Love seems to have won and our nation is now moving towards a multi-coloured future where couples are allowed to wed regardless of gender. In fact, last week’s ruling by the Supreme Court has determined that a new standardization will be enforced the nation over regarding the manner in which employees must be treated regarding their spousal benefits. Employers must now extend the same benefits to same-sex couples as they would any other married couple.
But there are those who aren’t pleased with the new views and laws governing gay marriage. Kansas’ Gov. Sam Brownback, for instance, is one of them. This Tuesday, the governor issued an executive order which provides the legal leeway necessary for Kansas to sidestep the Supreme Court’s ruling. The executive order, regarding religious objections, has been specially crafted to shield those religious organizations refusing to perform same-gender weddings.
Yet other states have already begun enforcing legal punishments for those with religious objections as to wedding, accommodating or offering services to same-sex couples. A couple from Oregon, for instance, who refused to honor a wedding cake order placed by a lesbian couple will be forced to pay a $135,000 fine.
Kansas Gov. Brownback explained that his legislative initiative is meant to ensure that everyone’s religious liberties are being respected and protected. Whether this affirmation is a euphemism for maintaining every Kansas citizen’s legal right of discriminating against same-sex couples remains to be seen.
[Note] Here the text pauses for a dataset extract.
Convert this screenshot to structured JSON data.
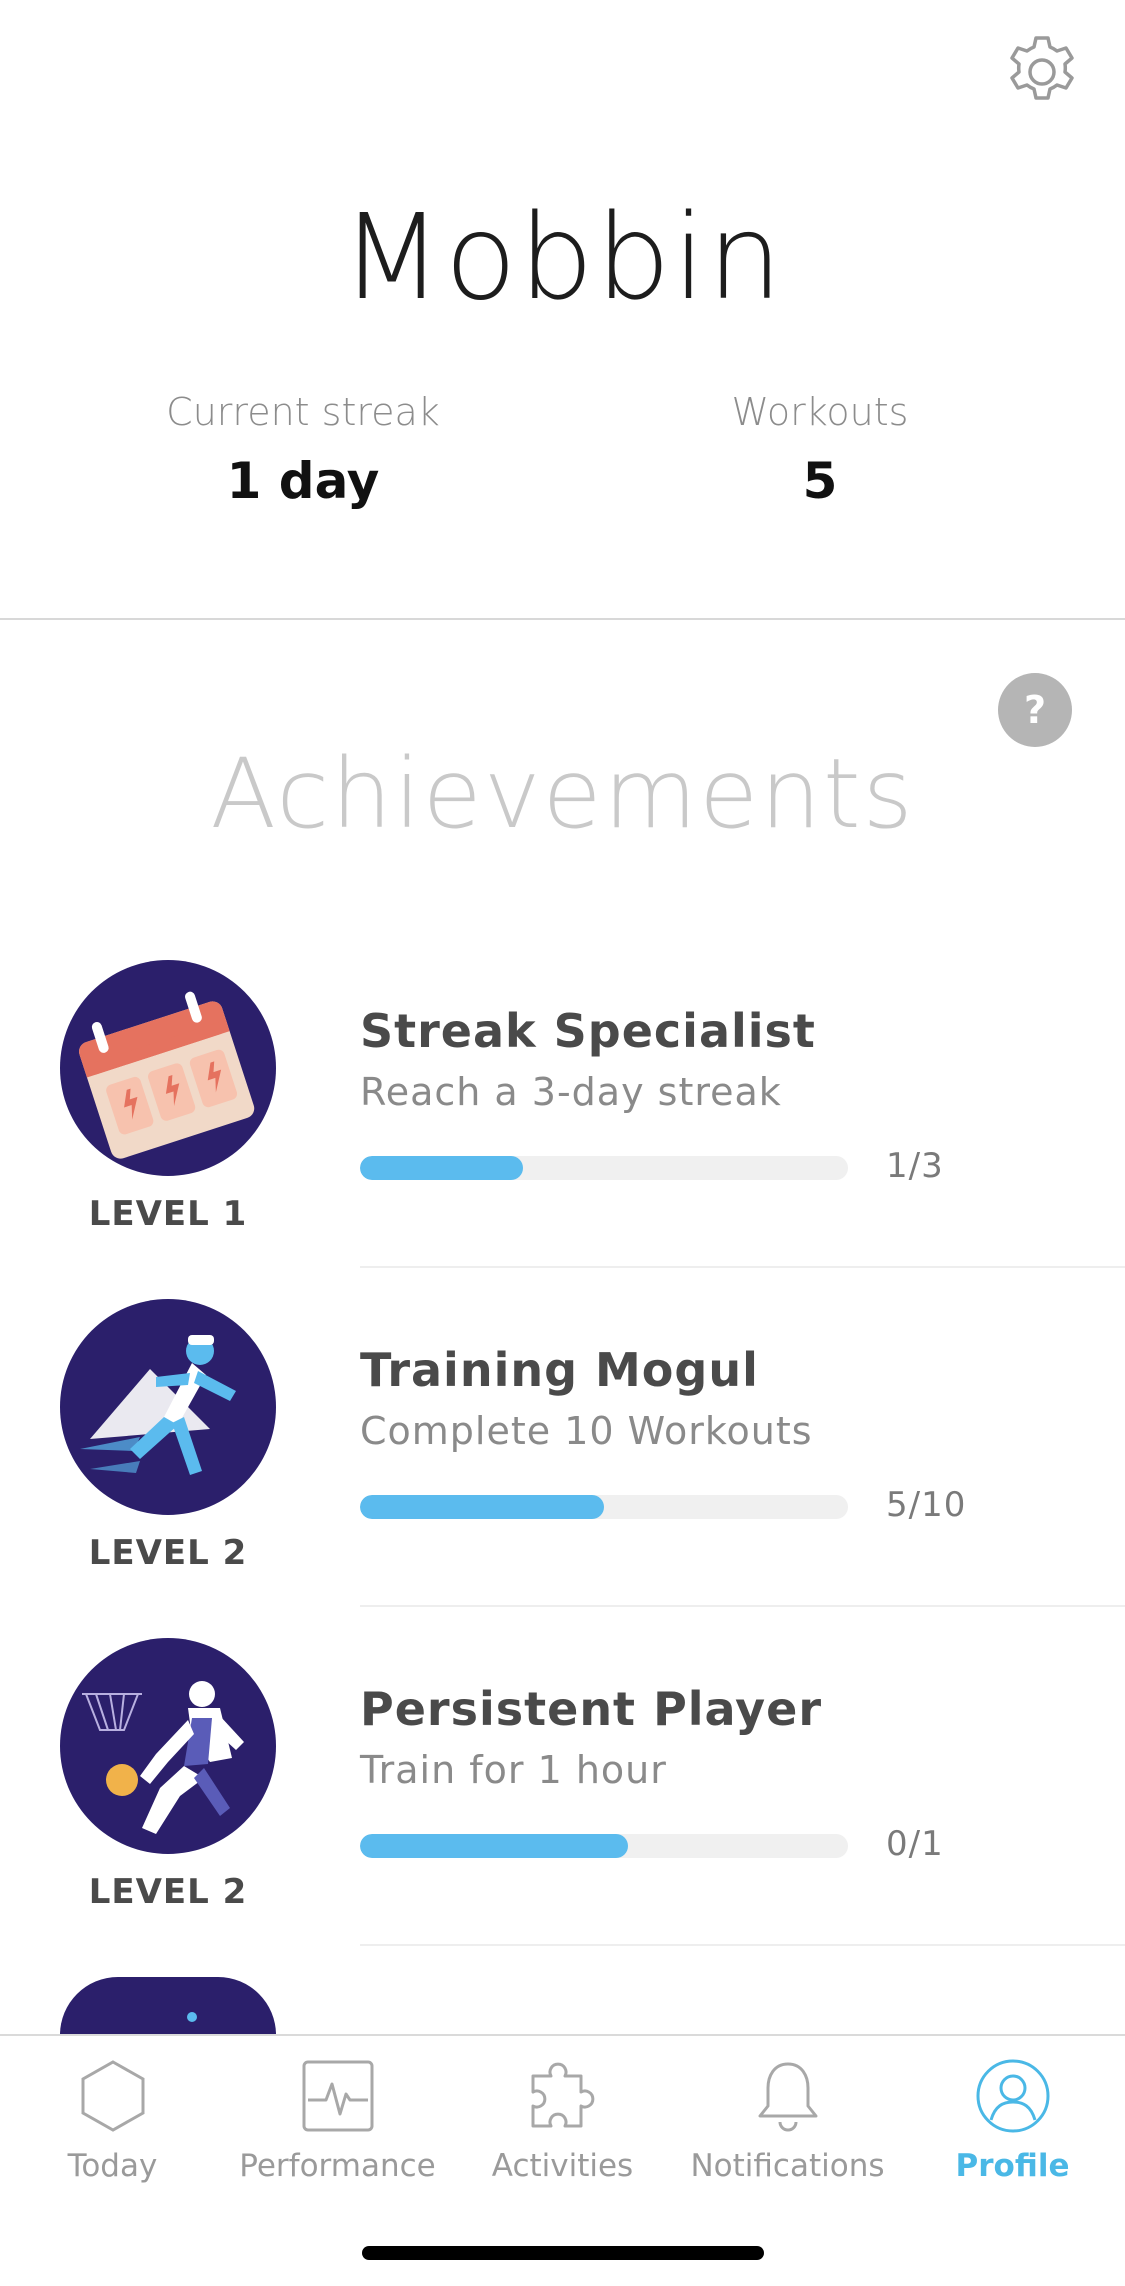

Yet isn’t the Supreme Court’s ruling a reflection of how our country’s laws are in correspondence with the kindness and love of its people? We may not all agree with same-sex marriage but that doesn’t mean that we should be denying services to those who live by that standard.
“This is not foot-dragging any more. This is just defiance,” Tom Witt, Equality Kansas executive director said about Gov. Brownback’s initiative.
Legislators should obey the law, especially when it has been revised by competent members such as those in the Supreme Court. Finding a way around last week’s ruling just because of personal disagreement should be beneath any politician.